Clothing and accessories retailers in the U.S. are making strategic decisions in response to impending tariff increases on imports from Vietnam and China. These retailers, including notable brands like Nike and Lululemon, are facing a dilemma of either passing on the increased costs to consumers - risking reduced sales - or absorbing the costs themselves, which could further impact their profit margins.
Smaller clothing and shoe companies are particularly vulnerable as they do not have extensive supply chains like their larger counterparts, relying heavily on products from Vietnam and China. For example, Day Owl, a New York company that manufactures backpacks in Vietnam, has halted future orders due to the tariff situation, with the CEO estimating that the business may struggle to survive within 30 days unless there is a significant reduction in Vietnamese tariffs.
The delayed production cycle is also a concern, as companies risk missing crucial retail seasons like back-to-school shopping. Tariffs are already putting significant pressure on businesses, with potential price increases cited as a means to offset the additional costs. Footwear Distributors and Retailers of America have calculated that a running shoe priced at $155 and manufactured in Vietnam could potentially need to be sold for $220 to cover the 46% tariff.

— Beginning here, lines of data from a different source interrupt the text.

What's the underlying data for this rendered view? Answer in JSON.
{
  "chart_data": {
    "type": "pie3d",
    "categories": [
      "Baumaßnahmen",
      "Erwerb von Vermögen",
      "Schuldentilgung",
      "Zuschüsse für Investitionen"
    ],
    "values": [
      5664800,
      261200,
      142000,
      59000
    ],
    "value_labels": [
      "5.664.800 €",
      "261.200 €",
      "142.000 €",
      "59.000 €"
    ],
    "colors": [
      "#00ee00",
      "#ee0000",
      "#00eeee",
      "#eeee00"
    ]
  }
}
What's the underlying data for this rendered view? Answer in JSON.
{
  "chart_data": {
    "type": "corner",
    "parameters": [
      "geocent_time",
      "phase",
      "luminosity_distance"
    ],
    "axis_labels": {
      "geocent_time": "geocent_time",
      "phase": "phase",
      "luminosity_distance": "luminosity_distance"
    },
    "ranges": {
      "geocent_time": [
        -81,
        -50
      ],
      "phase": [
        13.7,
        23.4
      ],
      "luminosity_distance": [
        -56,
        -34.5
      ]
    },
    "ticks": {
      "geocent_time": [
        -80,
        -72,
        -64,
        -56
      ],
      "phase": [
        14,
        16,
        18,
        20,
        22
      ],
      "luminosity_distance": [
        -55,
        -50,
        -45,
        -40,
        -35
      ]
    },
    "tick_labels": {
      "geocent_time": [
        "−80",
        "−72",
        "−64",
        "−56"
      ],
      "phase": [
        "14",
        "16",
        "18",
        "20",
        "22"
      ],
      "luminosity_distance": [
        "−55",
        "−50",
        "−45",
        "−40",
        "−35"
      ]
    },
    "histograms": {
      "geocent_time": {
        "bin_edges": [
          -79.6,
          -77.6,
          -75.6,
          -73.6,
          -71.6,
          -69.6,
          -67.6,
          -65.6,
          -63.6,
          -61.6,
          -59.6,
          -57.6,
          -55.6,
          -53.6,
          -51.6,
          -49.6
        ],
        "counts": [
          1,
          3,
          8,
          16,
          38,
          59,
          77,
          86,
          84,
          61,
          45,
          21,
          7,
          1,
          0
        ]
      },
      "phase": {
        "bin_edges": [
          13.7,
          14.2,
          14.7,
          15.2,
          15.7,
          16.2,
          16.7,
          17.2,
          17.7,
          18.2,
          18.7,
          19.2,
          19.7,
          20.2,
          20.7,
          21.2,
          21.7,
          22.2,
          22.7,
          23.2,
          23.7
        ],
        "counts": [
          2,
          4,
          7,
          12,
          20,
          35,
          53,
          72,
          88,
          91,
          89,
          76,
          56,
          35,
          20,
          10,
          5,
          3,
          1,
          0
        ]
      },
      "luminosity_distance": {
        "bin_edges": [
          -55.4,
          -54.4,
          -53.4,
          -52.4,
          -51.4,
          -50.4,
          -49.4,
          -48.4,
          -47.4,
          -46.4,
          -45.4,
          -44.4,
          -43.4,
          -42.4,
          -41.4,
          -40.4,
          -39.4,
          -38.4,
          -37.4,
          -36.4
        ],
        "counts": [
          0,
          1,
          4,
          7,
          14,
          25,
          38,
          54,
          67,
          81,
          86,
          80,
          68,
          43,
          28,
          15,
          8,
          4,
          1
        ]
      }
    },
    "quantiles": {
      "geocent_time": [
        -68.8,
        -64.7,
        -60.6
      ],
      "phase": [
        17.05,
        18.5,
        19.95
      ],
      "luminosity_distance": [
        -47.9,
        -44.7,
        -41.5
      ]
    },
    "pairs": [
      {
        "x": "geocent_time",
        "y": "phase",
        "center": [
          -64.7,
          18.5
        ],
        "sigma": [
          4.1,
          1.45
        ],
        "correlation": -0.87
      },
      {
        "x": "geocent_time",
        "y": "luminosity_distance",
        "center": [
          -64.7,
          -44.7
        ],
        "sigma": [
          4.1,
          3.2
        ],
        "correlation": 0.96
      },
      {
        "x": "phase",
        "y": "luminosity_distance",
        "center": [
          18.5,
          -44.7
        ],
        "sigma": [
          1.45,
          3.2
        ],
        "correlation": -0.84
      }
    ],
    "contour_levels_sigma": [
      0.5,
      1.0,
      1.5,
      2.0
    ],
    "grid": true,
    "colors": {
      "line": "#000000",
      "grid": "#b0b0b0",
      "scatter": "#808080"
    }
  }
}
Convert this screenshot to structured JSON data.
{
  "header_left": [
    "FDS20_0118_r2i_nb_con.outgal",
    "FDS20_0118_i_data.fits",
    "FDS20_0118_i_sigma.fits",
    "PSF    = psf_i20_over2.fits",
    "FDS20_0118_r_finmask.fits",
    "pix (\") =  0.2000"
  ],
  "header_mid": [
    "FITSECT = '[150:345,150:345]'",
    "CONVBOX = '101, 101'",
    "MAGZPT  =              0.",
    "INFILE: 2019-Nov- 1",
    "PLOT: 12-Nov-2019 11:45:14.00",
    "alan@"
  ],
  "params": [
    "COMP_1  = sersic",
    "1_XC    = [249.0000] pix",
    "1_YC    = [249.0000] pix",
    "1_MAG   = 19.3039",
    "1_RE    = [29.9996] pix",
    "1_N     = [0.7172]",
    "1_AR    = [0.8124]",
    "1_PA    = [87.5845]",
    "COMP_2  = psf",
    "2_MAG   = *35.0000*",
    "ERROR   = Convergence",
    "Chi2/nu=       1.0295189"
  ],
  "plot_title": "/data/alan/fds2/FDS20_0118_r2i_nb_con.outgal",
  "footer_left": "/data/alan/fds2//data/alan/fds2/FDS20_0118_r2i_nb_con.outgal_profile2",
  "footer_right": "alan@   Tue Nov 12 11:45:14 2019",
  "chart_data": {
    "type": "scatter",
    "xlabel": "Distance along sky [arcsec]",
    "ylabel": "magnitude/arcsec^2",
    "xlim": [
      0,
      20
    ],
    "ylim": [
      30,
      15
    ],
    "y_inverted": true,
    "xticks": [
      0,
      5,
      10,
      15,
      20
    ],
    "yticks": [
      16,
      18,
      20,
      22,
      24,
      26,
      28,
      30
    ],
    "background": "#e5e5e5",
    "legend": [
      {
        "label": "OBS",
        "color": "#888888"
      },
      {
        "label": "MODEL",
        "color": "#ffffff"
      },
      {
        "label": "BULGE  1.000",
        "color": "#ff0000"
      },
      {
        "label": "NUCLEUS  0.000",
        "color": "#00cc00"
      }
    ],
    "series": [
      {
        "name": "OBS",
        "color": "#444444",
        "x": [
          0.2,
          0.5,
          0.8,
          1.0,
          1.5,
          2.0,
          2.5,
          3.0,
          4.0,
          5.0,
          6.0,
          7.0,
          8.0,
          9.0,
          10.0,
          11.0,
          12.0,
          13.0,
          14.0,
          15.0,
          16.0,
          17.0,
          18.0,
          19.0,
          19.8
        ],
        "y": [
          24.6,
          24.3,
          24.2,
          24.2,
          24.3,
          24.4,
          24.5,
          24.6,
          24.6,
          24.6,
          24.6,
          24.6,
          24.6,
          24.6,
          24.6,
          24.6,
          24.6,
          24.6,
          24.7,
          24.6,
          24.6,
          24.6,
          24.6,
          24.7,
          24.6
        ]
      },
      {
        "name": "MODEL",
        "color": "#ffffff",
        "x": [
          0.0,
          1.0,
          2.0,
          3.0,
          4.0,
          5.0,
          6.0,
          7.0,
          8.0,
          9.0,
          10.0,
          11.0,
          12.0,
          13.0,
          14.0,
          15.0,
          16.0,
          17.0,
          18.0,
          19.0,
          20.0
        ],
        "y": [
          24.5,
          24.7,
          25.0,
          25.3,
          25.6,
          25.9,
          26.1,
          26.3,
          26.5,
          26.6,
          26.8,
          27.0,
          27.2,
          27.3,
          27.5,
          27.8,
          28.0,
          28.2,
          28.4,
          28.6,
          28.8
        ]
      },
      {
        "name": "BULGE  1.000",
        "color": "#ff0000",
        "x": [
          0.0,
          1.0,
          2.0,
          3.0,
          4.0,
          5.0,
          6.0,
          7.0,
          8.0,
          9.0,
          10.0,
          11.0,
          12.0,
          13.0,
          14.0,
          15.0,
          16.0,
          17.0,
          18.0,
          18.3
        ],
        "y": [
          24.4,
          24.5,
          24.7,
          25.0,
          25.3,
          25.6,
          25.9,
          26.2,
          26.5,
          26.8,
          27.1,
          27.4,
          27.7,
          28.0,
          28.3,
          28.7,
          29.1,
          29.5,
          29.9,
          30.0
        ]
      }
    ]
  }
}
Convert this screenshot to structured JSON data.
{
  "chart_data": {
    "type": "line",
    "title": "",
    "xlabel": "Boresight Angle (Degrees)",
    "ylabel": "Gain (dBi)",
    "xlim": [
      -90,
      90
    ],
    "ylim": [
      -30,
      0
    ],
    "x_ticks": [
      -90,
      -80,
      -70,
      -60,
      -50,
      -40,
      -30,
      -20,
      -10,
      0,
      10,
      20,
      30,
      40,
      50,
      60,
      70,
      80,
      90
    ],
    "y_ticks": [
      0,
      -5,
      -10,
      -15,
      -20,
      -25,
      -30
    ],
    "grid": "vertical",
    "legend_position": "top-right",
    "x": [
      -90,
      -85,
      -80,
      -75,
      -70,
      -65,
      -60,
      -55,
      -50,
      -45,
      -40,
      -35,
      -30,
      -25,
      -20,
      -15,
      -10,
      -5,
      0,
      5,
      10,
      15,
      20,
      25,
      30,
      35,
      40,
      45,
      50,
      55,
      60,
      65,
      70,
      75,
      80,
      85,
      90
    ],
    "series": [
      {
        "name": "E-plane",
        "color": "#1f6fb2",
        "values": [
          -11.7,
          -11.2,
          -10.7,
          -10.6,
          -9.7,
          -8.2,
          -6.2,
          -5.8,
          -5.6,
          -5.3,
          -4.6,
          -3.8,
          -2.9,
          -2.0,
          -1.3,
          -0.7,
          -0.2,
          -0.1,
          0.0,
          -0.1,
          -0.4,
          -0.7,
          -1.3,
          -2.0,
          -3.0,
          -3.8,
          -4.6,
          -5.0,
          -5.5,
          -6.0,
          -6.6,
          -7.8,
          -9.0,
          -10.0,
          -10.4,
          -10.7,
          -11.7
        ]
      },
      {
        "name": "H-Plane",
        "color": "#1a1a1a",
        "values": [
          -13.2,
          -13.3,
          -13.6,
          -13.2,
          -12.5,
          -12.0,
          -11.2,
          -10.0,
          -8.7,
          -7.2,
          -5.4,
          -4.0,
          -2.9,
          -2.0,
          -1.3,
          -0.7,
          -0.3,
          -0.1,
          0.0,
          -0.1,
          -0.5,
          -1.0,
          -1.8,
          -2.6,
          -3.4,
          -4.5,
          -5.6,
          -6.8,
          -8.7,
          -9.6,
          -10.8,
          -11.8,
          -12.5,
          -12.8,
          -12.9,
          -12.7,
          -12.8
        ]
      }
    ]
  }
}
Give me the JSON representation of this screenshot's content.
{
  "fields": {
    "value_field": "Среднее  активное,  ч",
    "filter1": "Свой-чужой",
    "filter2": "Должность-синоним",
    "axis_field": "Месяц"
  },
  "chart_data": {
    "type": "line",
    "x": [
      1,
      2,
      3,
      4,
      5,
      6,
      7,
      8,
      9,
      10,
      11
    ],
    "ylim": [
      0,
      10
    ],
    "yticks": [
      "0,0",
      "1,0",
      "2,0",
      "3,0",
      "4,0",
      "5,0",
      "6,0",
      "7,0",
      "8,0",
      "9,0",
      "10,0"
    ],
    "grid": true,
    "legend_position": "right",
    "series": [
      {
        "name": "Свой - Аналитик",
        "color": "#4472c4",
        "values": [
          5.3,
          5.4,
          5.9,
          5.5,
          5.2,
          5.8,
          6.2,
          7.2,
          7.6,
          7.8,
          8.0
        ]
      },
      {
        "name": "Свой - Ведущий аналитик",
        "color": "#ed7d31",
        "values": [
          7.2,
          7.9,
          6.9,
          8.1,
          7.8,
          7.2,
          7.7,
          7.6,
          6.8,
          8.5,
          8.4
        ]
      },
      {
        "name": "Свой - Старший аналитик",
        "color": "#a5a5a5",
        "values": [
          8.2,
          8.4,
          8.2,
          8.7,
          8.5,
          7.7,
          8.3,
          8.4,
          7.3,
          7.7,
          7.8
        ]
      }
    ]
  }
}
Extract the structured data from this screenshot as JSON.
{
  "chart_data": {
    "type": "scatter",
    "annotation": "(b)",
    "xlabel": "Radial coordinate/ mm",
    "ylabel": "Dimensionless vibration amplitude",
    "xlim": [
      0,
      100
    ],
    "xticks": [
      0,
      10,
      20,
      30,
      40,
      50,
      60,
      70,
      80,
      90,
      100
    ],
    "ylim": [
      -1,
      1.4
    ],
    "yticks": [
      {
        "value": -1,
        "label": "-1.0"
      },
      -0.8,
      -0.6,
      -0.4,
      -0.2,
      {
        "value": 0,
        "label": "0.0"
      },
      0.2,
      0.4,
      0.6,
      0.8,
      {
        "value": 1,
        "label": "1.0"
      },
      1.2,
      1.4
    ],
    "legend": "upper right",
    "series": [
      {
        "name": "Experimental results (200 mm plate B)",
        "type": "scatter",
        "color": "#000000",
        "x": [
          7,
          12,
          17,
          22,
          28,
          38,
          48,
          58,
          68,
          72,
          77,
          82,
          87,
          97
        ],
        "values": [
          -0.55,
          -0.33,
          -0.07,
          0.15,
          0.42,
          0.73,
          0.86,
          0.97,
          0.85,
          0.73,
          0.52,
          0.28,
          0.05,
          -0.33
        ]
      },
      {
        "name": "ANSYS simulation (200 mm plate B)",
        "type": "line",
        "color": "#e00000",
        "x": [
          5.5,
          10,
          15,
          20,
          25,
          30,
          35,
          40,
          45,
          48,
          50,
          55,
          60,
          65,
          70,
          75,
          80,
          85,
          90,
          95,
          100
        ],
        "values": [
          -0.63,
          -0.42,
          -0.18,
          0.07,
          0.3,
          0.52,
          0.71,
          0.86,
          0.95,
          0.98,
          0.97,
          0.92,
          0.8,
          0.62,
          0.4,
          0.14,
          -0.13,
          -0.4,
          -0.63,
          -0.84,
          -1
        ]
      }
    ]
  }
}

Vietnam plays a vital role in the apparel and footwear industry, housing factories that cater to major brands like Nike and Adidas. The country has requested a 45-day delay in the U.S. tariff implementation and has shown willingness to increase purchases of American goods.
Large companies like Nike and Walmart have more flexibility in managing tariff impacts due to their diversified supply chains across different regions. In contrast, smaller businesses like Seattle-based Oiselle, a women's running brand, may struggle to absorb these additional costs and lack the resources to explore alternative solutions.